Sumbawa Barat Sumbawanews.com – Pesantren sebagai lembaga pendidikan Islam yang telah menjadi bagian penting dalam sejarah bangsa Indonesia diharapkan terus menjaga nilai-nilai pendidikan yang humanis dan bebas dari segala bentuk kekerasan. Upaya mewujudkan pesantren yang aman dan ramah santri dinilai menjadi kunci dalam mencetak generasi berakhlak mulia dan berdaya saing.
Dalam beberapa tahun terakhir, isu kekerasan di lingkungan pendidikan, termasuk pesantren, menjadi perhatian berbagai pihak. Karena itu, para pengelola pesantren didorong untuk memperkuat pola pembinaan yang mengedepankan keteladanan, dialog, dan kasih sayang dalam mendidik santri.
Pesantren selama ini dikenal sebagai pusat pendidikan karakter, tempat lahirnya ulama, tokoh bangsa, serta pejuang kemerdekaan. Peran besar tersebut menjadikan pesantren memiliki tanggung jawab moral untuk memastikan seluruh santri mendapatkan hak belajar dalam suasana yang aman, nyaman, dan bermartabat.
Pendidikan karakter yang kuat, menurut Fakruddin Rob Anggota DPR Provinsi NTB Dapil Sumbawa dan sumbawa Barat, tidak dapat dibangun melalui intimidasi maupun kekerasan. Sebaliknya, pembinaan yang dilakukan dengan pendekatan persuasif dan penuh perhatian akan lebih efektif dalam membentuk kedisiplinan serta tanggung jawab santri.
“Pesantren harus menjadi rumah kedua yang memberikan rasa aman bagi para santri. Lingkungan yang sehat secara fisik dan psikologis akan membantu mereka berkembang menjadi pribadi yang berilmu, mandiri, dan berakhlak mulia,” demikian ucap Bang Rob, pesan yang terus digaungkan dalam gerakan pesantren ramah santri.
Selain menjadi tempat menuntut ilmu agama, pesantren juga memiliki peran strategis dalam membangun peradaban bangsa. Dari pesantren lahir banyak tokoh yang berkontribusi dalam pembangunan nasional, sehingga menjaga kualitas pendidikan pesantren menjadi investasi penting bagi masa depan Indonesia.
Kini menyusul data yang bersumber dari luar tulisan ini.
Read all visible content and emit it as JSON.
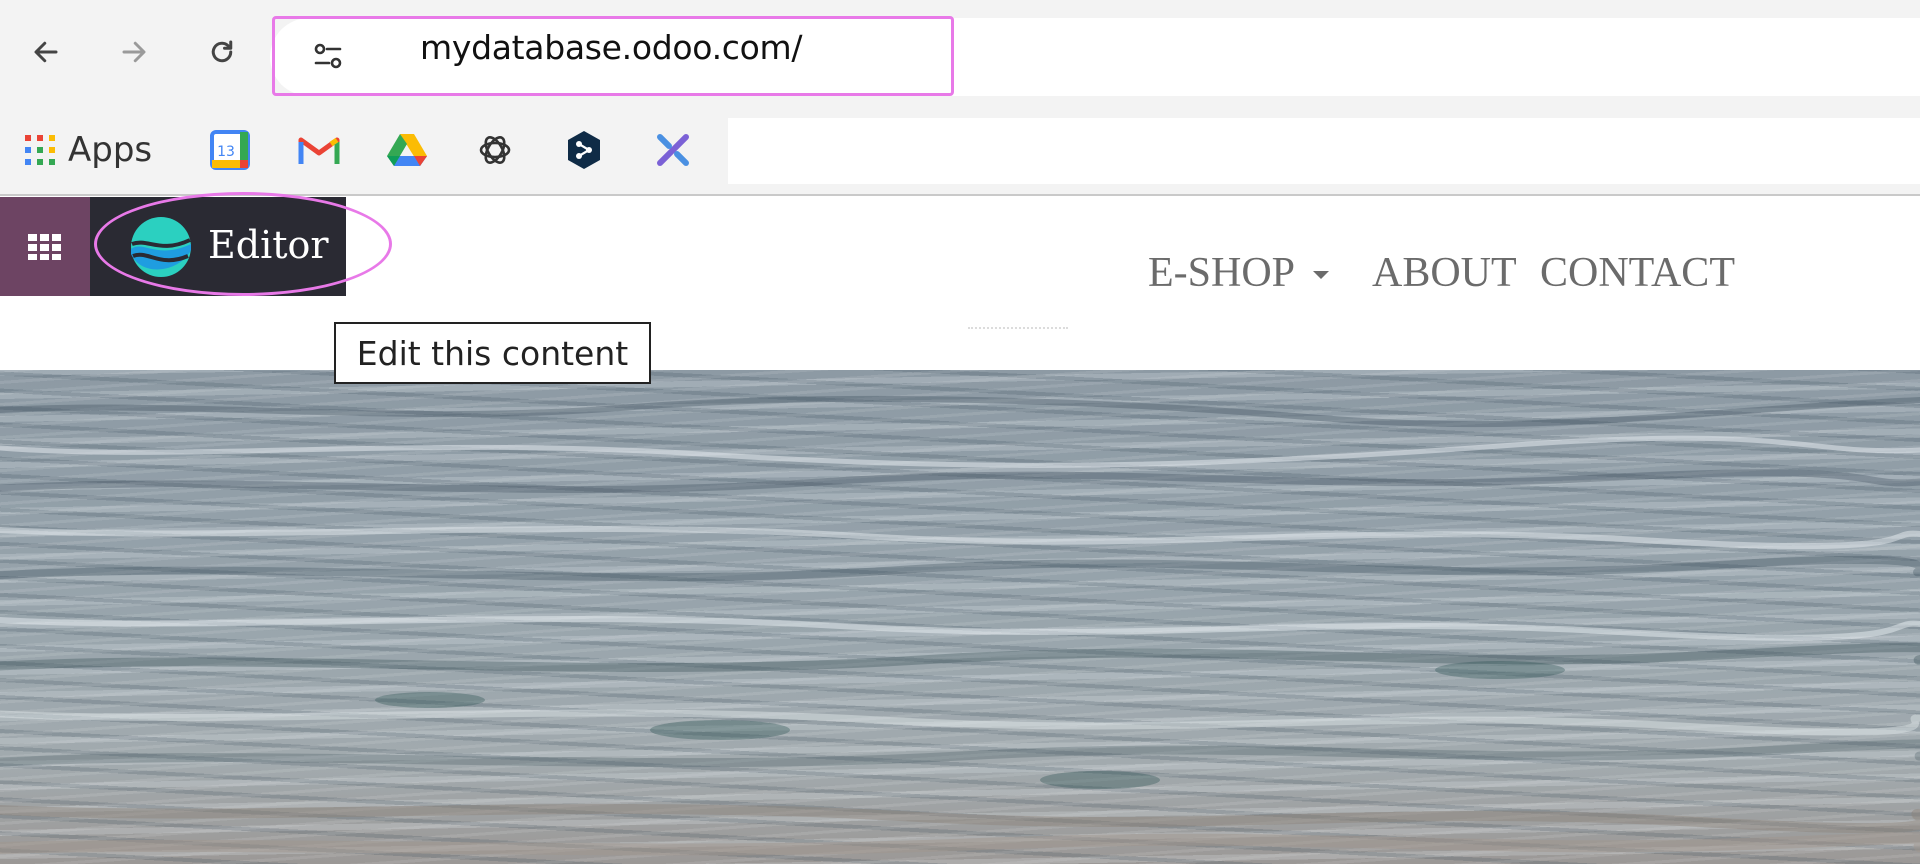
{
  "browser": {
    "url": "mydatabase.odoo.com/",
    "nav": {
      "back_icon": "arrow-left-icon",
      "forward_icon": "arrow-right-icon",
      "reload_icon": "reload-icon"
    },
    "site_settings_icon": "tune-icon"
  },
  "bookmarks": {
    "apps_label": "Apps",
    "calendar_day": "13",
    "items": [
      "apps-grid-icon",
      "google-calendar-icon",
      "gmail-icon",
      "google-drive-icon",
      "chatgpt-icon",
      "deepl-icon",
      "tool-icon"
    ]
  },
  "odoo": {
    "editor_label": "Editor",
    "menu": [
      {
        "label": "E-SHOP",
        "has_dropdown": true
      },
      {
        "label": "ABOUT"
      },
      {
        "label": "CONTACT"
      }
    ],
    "tooltip": "Edit this content",
    "colors": {
      "apps_bg": "#6d4463",
      "editor_bg": "#2a2a33",
      "highlight": "#e879e8"
    }
  }
}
Pemerintah, pengasuh pesantren, orang tua, dan masyarakat pun diharapkan dapat bersinergi dalam menciptakan lingkungan pendidikan yang bebas dari kekerasan. Pengawasan, pendampingan, serta penguatan sistem perlindungan santri perlu terus dilakukan agar pesantren tetap menjadi lembaga pendidikan yang dipercaya masyarakat.
Dengan semangat tersebut, pesantren diharapkan terus menjadi benteng akhlak dan moral bangsa, sekaligus tempat tumbuhnya generasi yang cerdas, toleran, tangguh, dan siap menghadapi tantangan zaman tanpa meninggalkan nilai-nilai keislaman dan kebangsaan.